My Son, My Son, What Have Ye Done Review: Pretty Flamingos


MySon300MY SON, MY SON, WHAT HAVE YE DONE: On General Release Friday 10th September

Having ruffled Abel Ferrara’s feathers by remaking Bad Lieutenant Werner Herzog returns to indulge his passion for framing real life events through his unique brand of ‘ecstatic truth’ in this strange retelling of the Brad Macallam story – a dysfunctional spoilt son driven to slay his elderly mother with a saber.

The film begins with police (a strangely subdued William Dafoe performance) arriving at the Macallam’s residence where Brad (Michael Shannon) has holed himself up in the family home with a couple of hostages having murdered his mother. Soon Brad’s girlfriend (Chloe Sevigny) and theatre director (a brilliant Udo Kier) arrive on the scene and Brad’s story begins to unfold.

Flitting between the present to the recent past via flashbacks (as seen by several people but portrayed through one common interpretation) a picture soon emerges of a man at odds with the world (or possibly the world in stark opposition to him) living with an overbearing mother (Twin Peaks’ Grace Zabriskie) who thinks it appropriate to enter his son’s room without knocking to offer him and his girlfriend a glass of wine. If the pressures of an awkward family life aren’t enough, the total inability to fit in with ‘reality’ is somewhat hampered by cohabitating with a pair of flamingos who perfectly the compliment the pink walls and furniture which run riot over a home that’s been abducted from David Lynch’s Mulholland Drive.

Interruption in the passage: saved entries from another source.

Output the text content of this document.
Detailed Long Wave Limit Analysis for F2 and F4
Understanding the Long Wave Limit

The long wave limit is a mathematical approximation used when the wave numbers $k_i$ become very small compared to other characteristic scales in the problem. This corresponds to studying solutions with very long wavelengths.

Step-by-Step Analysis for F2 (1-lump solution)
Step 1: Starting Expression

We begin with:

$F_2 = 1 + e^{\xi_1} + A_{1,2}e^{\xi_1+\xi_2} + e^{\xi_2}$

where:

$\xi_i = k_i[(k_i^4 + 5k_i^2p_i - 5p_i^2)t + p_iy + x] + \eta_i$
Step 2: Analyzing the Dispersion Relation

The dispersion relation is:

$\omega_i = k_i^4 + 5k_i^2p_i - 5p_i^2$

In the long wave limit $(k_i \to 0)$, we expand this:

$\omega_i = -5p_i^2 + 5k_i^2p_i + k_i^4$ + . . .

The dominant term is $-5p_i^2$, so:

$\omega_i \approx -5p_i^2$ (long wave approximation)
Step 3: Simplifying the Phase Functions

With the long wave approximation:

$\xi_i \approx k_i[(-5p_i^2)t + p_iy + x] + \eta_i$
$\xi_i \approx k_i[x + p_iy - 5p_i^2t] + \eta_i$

The reliably Herzogian title My Son, My Son, What Have Ye Done shares a passing resemblance with films like Dog Day Afternoon where hostage takers, embroiled in a hopeless situation, become tragic anti-heroes, the victims of their own mania. Herzog doesn’t attempt any concrete explanation for why Brad commits his hideous act but tries instead to give us a non-judgemental glimpse into a world seen through his eyes and according to his logic.

David Lynch helped produce this project but his involvement feels heavier than the credit initially suggests. In the rehearsal scenes for Brad’s play, the lighting and camerawork are unmistakeably Lynchian: a dark, sinister aura permeating celluloid. One can fairly assume that Herzog intended these scenes as a homage to the Eraserhead director and to witness the hybrid of two such incredible artists is nothing short of thrilling. Then there are the usual Herzogian obsessions: digs at new age hippies who travel to seek ‘enlightenment’; a midget juxtaposed with an unusually tiny horse; man existing alongside nature; the theme of individuals with a unique vision who are driven to commit extreme acts.

Unfortunately the film fails in its story rather than the way it has been told (barring some appalling editing and tacky camera tracking to insinuate travelling backwards in time). Brad Macallam comes across as just another sociopath who rambles on about God’s face appearing on cereal packets and corridors being ‘tunnels of time’. Despite the material being treated in a refreshingly non-hysterical manner and having plenty of the characteristic flourishes that make both Lynch and Herzog such timelessly brilliant artists, the film still manages to fall somewhat flat, hampered by the over-familiarity of its subject. My Son, My Son, What Have Ye Done is far from perfect but there are rich enough rewards to still make it a worthwhile experience.